Narrowback’s Corner - Dealing with childhood bullies
I would be dragged, against my will, to the “husky” section of the store. In this section hung a putrid, measly selection of checkered Toughskin pants that made me wonder if Sears was joining in the chorus of fat kids’ mockery by designing unflattering patterns that accentuated my corpulent rump. The Toughskin material was only slightly smoother than burlap because, well, it had to be.
“Sure, your father and I are not made of money, you know,” my mom replied when I asked her why I had to wear the Toughskins. “These pants have to last until Easter, and then we’ll be back. God knows what size ye’ll be by then.”

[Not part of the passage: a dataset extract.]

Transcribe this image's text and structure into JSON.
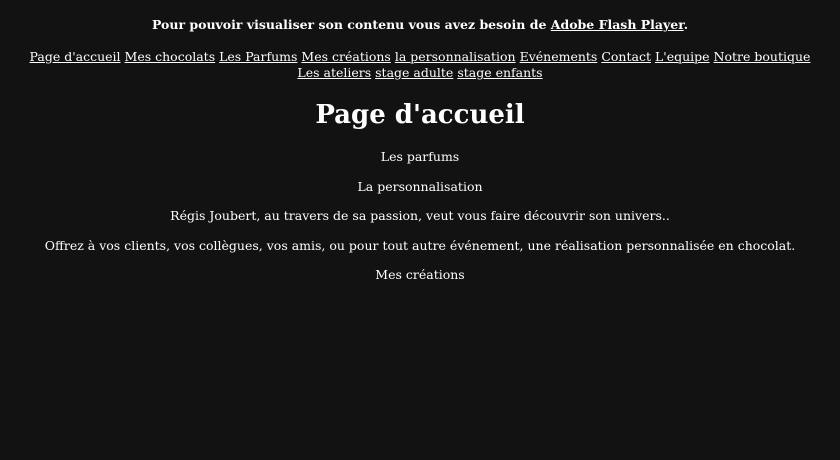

I grew up to be pleasantly plump and I love to eat. I drove by my old central Jersey neighborhood this week, stopped at my favorite sub shop and was greeted at the counter by Danny, the bully who pushed my brother down all those years ago.
He had a mangy beard, ripped jeans and a leather biker’s vest over a Harley t-shirt that told me all I needed to know about how he was unable to break the tangle of our town’s blue collar roots.
There wasn’t an ounce of Catholic compassion in me as I told him in painstaking detail how thin I wanted the Swiss cheese cut for my sandwich. I threw a dollar into the tip jar in the counter, but the encounter was priceless.
Am I immature?
Do old bully wounds still fester, 33 years later?
Does the daughter have a lot more grace than the dad in these circumstances?
Well, I suppose I can’t slice that reality thin enough to make it easier to swallow.